Czech Republic: What to watch out for in real estate transfers
It may appear at first glance that the rules on the change of the debtor have no bearing on real property transfers, but nothing could be further from the truth. As a part of those rules, the New Civil Code contains two provisions which may have impact also on real property transfers. The potential consequences of these “obscure” provisions are extremely dangerous and must be paid special attention by those who engage in real property transactions.
The first of these provisions is Sec. 1888 (2) of the New Civil Code, governing the assumption of debt, which stipulates the following refutable assumption: if, within the context of a transfer of the ownership title to a thing that is entered in a public record of some kind, a registered pledge title passes unto the transferee (and this is always the case in real property transfers), then so does the debt that is secured by the said pledge title. In such a case, the transferee acquires not only the real property encumbered by the pledge title, but also the transferor’s debt. This particular provision in the New Civil Code is optional; i.e., the parties may deviate from it by way of a contractual understanding. Given the legal consequences associated with this provision, it is advisable to make use of the option and rule out the application of this provision in the agreement on the transfer of real property.
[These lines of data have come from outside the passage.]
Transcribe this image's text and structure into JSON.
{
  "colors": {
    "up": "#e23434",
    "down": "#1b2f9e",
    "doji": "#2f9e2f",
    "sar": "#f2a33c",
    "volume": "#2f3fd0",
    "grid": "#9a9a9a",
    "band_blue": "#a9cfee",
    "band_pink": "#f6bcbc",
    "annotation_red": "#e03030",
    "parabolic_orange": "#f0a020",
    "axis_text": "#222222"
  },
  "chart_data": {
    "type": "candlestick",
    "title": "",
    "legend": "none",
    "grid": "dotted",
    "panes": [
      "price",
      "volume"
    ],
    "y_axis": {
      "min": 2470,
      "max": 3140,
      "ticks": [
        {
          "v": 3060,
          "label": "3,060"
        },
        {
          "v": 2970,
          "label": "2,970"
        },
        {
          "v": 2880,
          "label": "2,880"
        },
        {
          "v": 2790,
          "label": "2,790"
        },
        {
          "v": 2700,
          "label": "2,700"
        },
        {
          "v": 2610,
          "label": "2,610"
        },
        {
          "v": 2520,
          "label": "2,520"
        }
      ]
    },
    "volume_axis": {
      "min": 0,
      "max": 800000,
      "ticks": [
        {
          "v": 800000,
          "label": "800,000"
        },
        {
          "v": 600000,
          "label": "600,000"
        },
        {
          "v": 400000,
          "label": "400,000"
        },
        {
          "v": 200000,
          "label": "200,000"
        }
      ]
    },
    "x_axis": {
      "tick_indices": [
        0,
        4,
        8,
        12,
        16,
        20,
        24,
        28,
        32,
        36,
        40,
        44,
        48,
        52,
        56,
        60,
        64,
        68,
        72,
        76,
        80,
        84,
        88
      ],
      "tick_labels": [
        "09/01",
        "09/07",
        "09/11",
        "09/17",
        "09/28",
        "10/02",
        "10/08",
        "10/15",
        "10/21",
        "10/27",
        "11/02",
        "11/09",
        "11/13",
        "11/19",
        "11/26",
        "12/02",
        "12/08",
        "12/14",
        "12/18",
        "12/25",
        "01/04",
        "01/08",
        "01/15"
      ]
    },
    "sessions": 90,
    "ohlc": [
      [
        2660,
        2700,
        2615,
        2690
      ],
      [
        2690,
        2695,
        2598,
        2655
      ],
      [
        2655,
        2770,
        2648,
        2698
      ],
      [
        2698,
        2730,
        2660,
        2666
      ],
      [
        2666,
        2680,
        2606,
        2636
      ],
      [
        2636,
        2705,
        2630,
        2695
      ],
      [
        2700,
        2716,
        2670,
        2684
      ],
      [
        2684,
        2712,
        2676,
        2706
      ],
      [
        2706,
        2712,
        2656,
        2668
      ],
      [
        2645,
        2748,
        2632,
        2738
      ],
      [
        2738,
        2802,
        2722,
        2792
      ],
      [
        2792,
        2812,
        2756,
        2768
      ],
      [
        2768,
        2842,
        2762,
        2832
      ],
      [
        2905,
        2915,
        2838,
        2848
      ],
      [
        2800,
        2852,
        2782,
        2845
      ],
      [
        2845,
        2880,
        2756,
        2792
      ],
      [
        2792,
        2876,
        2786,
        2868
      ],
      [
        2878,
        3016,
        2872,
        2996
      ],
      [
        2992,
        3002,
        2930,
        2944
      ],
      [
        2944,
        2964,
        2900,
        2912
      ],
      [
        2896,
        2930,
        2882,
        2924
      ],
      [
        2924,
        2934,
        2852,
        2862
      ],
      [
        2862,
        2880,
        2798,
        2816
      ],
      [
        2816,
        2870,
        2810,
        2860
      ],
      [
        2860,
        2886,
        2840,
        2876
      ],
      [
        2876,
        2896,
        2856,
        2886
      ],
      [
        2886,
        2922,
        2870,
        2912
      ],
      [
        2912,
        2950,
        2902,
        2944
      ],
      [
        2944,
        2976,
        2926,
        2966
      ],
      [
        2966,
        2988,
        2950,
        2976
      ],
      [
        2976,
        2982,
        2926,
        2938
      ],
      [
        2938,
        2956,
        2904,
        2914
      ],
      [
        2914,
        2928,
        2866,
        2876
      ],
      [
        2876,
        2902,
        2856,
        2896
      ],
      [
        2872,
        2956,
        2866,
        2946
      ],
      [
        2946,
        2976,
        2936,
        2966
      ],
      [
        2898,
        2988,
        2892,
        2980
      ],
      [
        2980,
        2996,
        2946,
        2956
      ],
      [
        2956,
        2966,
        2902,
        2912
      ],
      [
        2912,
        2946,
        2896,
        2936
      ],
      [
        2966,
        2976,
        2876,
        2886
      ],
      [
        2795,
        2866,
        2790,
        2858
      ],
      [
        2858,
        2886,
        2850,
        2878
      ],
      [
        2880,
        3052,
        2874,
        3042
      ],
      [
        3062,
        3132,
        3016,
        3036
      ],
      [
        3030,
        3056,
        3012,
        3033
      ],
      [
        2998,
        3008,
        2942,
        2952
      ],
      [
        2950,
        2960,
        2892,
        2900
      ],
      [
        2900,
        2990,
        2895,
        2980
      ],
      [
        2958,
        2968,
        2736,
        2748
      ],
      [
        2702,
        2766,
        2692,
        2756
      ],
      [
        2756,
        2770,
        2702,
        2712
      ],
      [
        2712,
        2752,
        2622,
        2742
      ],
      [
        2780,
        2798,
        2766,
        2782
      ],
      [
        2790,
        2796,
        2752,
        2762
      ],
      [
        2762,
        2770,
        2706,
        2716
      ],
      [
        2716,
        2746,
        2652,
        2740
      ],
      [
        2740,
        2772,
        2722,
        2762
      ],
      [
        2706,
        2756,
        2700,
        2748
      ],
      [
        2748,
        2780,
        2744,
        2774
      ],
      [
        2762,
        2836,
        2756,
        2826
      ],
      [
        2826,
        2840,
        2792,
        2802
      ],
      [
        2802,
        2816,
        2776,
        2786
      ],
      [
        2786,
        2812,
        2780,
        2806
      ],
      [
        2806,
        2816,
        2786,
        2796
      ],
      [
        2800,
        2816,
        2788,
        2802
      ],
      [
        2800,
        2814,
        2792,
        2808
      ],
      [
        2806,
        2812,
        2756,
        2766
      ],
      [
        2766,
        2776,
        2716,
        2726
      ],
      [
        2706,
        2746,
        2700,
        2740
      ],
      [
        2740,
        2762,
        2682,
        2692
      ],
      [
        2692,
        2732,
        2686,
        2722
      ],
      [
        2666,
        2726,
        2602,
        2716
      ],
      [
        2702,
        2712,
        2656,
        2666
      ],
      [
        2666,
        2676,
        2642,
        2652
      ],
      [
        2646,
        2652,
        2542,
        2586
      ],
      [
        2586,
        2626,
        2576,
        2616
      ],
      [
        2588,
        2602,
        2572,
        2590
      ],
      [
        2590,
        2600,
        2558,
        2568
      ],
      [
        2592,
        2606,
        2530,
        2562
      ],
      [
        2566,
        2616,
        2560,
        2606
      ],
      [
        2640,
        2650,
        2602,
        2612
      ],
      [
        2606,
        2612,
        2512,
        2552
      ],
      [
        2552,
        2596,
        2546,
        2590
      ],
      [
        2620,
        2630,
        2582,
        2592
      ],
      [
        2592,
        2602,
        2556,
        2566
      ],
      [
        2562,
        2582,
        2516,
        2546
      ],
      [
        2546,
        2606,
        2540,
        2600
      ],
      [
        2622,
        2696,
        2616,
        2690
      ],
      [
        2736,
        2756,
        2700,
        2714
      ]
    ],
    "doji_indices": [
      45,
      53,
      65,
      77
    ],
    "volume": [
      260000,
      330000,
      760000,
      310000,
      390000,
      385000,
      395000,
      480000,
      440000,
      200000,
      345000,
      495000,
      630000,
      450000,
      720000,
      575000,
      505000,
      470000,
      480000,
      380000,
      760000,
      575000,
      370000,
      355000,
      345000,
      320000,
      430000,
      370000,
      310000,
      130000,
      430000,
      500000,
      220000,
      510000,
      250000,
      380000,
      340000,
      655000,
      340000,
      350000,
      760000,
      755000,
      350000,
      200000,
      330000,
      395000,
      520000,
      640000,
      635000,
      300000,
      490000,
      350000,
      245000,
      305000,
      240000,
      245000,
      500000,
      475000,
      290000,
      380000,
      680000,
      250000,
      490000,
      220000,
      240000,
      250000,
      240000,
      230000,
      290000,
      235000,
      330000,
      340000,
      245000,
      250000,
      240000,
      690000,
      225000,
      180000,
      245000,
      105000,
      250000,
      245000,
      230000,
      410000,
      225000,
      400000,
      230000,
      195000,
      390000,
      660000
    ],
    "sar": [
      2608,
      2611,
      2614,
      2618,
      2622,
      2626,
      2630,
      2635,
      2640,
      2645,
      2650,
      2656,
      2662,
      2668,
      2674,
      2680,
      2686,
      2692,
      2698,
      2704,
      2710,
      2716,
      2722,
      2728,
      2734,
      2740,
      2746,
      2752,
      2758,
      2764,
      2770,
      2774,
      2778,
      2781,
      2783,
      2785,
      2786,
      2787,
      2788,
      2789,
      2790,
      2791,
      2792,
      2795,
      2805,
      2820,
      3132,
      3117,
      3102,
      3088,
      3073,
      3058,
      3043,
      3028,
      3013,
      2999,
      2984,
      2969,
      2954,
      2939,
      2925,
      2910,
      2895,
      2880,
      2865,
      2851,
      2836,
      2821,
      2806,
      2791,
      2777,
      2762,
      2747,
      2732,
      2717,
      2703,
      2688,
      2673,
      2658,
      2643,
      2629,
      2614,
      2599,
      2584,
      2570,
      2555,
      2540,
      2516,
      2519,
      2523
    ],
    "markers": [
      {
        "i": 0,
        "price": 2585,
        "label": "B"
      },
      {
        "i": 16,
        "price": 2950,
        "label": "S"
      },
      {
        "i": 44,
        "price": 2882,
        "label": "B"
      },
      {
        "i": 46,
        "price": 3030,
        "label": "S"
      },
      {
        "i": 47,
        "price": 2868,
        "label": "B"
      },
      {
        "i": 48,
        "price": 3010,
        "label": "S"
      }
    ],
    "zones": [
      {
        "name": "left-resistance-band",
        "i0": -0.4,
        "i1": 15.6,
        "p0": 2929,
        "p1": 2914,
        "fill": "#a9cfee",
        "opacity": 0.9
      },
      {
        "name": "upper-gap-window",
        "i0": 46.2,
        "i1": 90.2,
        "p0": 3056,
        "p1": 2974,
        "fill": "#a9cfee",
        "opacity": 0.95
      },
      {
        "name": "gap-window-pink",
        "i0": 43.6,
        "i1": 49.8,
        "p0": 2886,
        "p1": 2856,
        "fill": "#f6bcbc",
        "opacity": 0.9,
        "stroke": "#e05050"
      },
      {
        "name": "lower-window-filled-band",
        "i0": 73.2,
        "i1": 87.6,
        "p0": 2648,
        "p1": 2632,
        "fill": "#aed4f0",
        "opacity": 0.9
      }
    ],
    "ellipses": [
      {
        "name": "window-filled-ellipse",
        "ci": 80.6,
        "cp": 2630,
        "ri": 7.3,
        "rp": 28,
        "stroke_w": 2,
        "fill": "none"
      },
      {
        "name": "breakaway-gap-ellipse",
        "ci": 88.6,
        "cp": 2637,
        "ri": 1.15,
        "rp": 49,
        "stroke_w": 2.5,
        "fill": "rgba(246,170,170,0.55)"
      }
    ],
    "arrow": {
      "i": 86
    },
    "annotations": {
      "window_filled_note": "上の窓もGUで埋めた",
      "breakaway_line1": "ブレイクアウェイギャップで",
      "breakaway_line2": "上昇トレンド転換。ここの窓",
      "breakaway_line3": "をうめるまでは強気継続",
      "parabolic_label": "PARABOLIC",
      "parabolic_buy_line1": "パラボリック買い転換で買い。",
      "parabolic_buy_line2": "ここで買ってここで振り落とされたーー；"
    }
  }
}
The second provision which deserves special mentioning is Sec. 1893 of the New Civil Code, on the assumption of assets. The rules on the assumption of assets presume that if the buyer takes over all assets of the seller or a prorated portion thereof, then the buyer becomes a joint and several debtor alongside the seller with respect to the debt related to the thus assumed assets, on the condition that the buyer knew (or had to know) of the seller’s debt at the time at which they entered into the contract. Given that this provision is meant to give comfort to the seller’s creditors, it cannot be effectively ruled out vis-a-vis the seller’s creditors. The above-cited provision raises a number of questions. In particular, it is unclear (and will remain unclear until we have settled case law to guide us) how to interpret the “prorated portion of the seller’s assets”. Real property, in particular, could well qualify as a prorated portion of the seller’s assets within the meaning of the cited provision, which is why one should take proper precautions in real estate transfers to verify whether the seller has debts in connection with the transferred property.